A&E departments struggling to cope with ageing population, new report shows

David Kingman explains the findings from a new report on the pressures facing A&E departments at English hospitals which suggests they are struggling with rising numbers of elderly patientsX-Ray Doctors

Accident and Emergency (A&E) Departments appear to dominate much of the media coverage that is given to the NHS at the moment, with the newspapers and television providing a constant barrage of stories which mostly seem to complain about lengthening waiting times and poor quality care.

Much of this coverage is probably exaggerated, yet there is no doubt that many A&E are struggling to cope with the twin pressures of rising demand from patients and an NHS budget which has been falling in real terms over the last few years. Recently, a new report which delved into the official statistics on A&E visits to hospitals in England has emphasised a particular source of pressure – the growing number of elderly patients caused by our ageing population – against which it appears they are struggling to cope.

Who goes to A&E?

The report in question was produced by an organisation called the Health and Social Care Information Centre under the title Focus on Accident and Emergency – December 2013. This was an attempt to bring together the multiple sources of data which are officially produced on A&E departments to present a coherent image of the situation in English hospitals. Trying to answer the question “Who goes to A&E?” was one of the report’s main themes.

In total, there were 22 million A&E attendances in 2012/13 compared with 340 million GP consultations, reflecting the fact that A&E departments are supposed to deal mainly with emergency medical situations when they arise rather than being a general first port of call for people who need medical help. There are two types of A&E departments in England: Type 1 (major) and Type 3 (minor), which are classified according to the types of medical emergencies which they are equipped to deal with.

As well as looking at the present situation, the report also uses historical data to make comparisons of how things have changed in recent years. One of their most striking findings is that the number of visits to Type 1 A&E departments has only risen by slightly more than the rate of overall population increase during the last eight years, but visits to Type 3 A&E departments have risen by eleven times the rate of population increase. In other words, many more people seem to be visiting minor A&E departments who were presumably using other methods to access the NHS in previous periods, perhaps such as visiting their GPs or receiving more care in the community. This increase partly explains why pressure on the system has been rising, and therefore why the problem of struggling A&E departments has been gaining additional media attention.

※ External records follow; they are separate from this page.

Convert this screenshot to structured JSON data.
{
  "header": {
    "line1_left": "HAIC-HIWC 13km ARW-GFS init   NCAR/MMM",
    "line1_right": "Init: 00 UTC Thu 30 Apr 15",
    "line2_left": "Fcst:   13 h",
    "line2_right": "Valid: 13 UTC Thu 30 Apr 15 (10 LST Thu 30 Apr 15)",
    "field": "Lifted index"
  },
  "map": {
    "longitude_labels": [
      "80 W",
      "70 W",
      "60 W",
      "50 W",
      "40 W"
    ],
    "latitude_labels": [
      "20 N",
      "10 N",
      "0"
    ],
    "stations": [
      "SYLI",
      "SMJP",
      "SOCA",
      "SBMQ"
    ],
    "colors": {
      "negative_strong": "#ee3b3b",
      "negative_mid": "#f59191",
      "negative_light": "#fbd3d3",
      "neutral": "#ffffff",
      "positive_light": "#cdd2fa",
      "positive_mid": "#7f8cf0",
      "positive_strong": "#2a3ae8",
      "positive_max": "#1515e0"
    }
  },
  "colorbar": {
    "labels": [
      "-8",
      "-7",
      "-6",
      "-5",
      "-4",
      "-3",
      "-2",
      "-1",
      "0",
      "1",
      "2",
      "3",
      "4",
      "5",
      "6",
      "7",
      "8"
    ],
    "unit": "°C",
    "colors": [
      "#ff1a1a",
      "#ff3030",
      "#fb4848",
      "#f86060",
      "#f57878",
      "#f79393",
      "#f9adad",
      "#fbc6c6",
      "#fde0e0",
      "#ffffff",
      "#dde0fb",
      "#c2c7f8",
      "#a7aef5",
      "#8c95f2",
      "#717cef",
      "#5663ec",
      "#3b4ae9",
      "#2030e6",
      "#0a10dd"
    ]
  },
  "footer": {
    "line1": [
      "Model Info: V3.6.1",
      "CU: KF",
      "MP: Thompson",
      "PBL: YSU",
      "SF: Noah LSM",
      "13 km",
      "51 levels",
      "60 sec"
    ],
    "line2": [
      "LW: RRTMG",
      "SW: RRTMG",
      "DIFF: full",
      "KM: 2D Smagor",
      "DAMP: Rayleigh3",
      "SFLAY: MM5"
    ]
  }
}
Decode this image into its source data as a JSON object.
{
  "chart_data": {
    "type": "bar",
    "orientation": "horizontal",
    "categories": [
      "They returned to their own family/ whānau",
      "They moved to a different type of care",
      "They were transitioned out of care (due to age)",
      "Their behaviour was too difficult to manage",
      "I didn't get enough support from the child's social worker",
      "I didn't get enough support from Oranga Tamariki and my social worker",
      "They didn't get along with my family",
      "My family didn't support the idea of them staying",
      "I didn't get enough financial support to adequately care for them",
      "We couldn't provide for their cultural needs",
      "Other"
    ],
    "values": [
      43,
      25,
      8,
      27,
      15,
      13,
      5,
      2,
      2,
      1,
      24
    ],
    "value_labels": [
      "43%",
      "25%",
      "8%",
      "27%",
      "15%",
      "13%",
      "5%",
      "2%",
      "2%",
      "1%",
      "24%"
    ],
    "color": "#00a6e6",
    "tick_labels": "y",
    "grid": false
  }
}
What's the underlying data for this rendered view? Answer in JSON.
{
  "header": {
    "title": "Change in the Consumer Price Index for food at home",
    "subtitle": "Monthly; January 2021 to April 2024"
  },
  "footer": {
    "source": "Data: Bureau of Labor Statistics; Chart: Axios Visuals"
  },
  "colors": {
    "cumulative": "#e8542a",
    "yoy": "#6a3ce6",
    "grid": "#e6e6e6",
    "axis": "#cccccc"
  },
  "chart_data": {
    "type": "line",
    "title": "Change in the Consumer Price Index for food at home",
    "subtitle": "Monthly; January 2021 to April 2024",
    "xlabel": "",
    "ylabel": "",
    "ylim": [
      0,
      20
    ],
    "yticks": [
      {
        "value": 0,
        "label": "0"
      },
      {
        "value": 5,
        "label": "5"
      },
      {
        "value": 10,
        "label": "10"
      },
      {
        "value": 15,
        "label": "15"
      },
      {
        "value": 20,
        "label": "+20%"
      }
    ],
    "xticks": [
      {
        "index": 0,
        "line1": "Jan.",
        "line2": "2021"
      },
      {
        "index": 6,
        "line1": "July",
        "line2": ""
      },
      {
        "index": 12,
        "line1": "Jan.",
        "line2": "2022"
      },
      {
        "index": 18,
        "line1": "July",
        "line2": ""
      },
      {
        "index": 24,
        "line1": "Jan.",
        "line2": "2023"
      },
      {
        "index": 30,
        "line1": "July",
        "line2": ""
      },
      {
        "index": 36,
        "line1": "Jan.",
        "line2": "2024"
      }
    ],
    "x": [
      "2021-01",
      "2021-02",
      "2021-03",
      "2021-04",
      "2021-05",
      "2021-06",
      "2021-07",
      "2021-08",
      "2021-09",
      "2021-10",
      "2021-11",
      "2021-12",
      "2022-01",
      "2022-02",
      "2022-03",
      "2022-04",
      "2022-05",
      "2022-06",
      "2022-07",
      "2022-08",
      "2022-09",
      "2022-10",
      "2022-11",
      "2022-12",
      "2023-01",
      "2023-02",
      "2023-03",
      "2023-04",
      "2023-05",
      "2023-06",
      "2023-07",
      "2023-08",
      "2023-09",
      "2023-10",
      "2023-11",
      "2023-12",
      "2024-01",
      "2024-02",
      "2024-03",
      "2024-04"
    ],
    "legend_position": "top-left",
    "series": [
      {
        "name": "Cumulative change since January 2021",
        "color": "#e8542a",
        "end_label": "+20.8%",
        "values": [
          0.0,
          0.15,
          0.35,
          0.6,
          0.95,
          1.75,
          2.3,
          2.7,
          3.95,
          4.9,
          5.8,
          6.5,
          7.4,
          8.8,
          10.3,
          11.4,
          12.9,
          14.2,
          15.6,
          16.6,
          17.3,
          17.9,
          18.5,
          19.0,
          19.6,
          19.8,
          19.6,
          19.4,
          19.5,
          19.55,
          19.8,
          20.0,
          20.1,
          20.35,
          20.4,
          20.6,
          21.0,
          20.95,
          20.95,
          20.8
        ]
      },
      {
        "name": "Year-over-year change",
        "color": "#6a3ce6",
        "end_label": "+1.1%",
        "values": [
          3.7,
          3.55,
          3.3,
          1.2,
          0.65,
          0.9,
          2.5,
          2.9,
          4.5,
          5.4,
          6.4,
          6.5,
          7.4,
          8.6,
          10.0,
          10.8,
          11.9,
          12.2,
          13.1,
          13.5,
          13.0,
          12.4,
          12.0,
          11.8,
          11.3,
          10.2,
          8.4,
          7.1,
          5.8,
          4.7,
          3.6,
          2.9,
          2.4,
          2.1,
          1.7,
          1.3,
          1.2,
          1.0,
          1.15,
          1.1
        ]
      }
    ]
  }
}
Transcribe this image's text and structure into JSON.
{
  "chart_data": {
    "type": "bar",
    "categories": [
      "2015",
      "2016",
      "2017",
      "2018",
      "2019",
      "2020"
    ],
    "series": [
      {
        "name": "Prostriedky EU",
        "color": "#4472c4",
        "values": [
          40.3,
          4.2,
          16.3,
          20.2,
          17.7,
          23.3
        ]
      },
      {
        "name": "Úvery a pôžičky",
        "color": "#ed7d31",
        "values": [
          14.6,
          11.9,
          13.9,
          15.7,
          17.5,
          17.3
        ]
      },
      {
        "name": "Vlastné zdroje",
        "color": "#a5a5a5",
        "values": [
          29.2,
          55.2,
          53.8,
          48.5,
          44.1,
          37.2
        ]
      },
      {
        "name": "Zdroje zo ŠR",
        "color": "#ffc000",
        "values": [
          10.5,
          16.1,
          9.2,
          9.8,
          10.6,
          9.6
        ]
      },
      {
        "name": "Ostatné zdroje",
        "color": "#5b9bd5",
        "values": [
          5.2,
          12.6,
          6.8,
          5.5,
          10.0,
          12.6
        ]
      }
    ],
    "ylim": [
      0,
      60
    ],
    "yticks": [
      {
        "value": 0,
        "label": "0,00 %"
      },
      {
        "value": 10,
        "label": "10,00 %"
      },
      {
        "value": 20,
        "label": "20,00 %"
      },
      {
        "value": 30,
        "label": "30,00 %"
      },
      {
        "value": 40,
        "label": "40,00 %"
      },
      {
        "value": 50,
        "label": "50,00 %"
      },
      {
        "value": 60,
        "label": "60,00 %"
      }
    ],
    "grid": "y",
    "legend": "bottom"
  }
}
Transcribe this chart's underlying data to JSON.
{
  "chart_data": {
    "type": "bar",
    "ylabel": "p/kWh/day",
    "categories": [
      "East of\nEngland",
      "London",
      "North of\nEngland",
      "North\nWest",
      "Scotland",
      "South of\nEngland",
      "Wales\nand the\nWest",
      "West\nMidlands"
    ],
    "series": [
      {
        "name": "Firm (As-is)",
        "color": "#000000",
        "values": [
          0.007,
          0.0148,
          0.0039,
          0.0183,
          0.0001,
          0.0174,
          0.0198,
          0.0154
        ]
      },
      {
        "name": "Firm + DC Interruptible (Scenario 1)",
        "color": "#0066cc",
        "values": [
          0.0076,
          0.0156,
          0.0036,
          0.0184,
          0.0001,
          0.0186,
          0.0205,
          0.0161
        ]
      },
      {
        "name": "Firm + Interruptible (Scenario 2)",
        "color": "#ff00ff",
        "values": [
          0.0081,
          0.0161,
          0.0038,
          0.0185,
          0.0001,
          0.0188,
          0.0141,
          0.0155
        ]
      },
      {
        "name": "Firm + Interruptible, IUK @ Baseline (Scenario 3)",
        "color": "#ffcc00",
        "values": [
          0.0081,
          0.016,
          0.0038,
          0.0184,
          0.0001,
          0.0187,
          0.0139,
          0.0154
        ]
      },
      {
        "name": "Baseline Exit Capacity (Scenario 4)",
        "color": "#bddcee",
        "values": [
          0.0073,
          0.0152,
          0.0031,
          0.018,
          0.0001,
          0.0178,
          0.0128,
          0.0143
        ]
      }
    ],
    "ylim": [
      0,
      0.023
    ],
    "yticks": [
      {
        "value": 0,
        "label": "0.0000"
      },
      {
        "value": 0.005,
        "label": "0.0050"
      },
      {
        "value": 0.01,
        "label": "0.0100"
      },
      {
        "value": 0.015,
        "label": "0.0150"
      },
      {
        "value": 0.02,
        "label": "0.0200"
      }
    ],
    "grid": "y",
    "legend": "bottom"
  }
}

As mentioned above, the report also emphasises the role that growing numbers of older people have played in increasing the demand for A&E services. Overall, the elderly are not responsible for an enormous share of total A&E visits by themselves – most A&E attendances come either from very young children or people who are in their early 20s – but they are the age group among whom the highest proportion of people need A&E care each year: in 2012/13, for every 1000 people aged over 83, there were 500 A&E visits, a rate matched only by toddlers.

When they do visit A&E, people who are over the age of 70 are also significantly more likely to need major (Type 1) services than minor (Type 3) services, suggesting that their health needs are more complex. They are more likely to be suffering from multiple health problems at once, which, as BBC Health Correspondent Nick Triggle has argued, means they are more likely to be admitted to hospital than younger patients, and to spend longer in hospital once they get there. The report shows that a fifth of attendances at Type 1 A&E departments are now accounted for by the over-64s, an increase of more than two-and-a-half percent over the last four years.

This has had a profound impact on the ability of A&E departments to meet their waiting time targets. The NHS is supposed to keep the proportion of patients who wait for over four hours in A&E down below 5%, but last year this figure had risen to 6% across the major A&E departments, it appears partly because of the rising demand placed on the service by the additional elderly patients who suffer from complex conditions. The ageing of the population appears to be piling more and more pressure onto the system.

Can anything be done?

Earlier this year, a report by the National Audit Office (NAO) claimed that too many people are now being seen by A&E departments rather than going through other parts of the NHS to access healthcare services. Prof. Keith Willett, the director of acute episodes of care for NHS England, called in response for more care to take place outside of hospitals. Campaigners have long argued that as the population ages, much more will need to be done to take care of people suffering from multiple, long-term conditions in the community and in settings outside major hospitals, where they can be attended to in a way which uses up fewer resources, and by professionals who have an opportunity to deliver a better standard of care in a less pressurised environment.

Although progress towards this goal appears to have been slow so far, it was announced earlier this year that GPs would take on an extra role by acting as a personal care co-ordinator for their most frail elderly patients, which hopefully will be a step in the right direction. Ultimately, as the population ages, much more radical action will still be needed. Don’t expect the stream of negative media coverage of A&E departments to quieten down any time soon.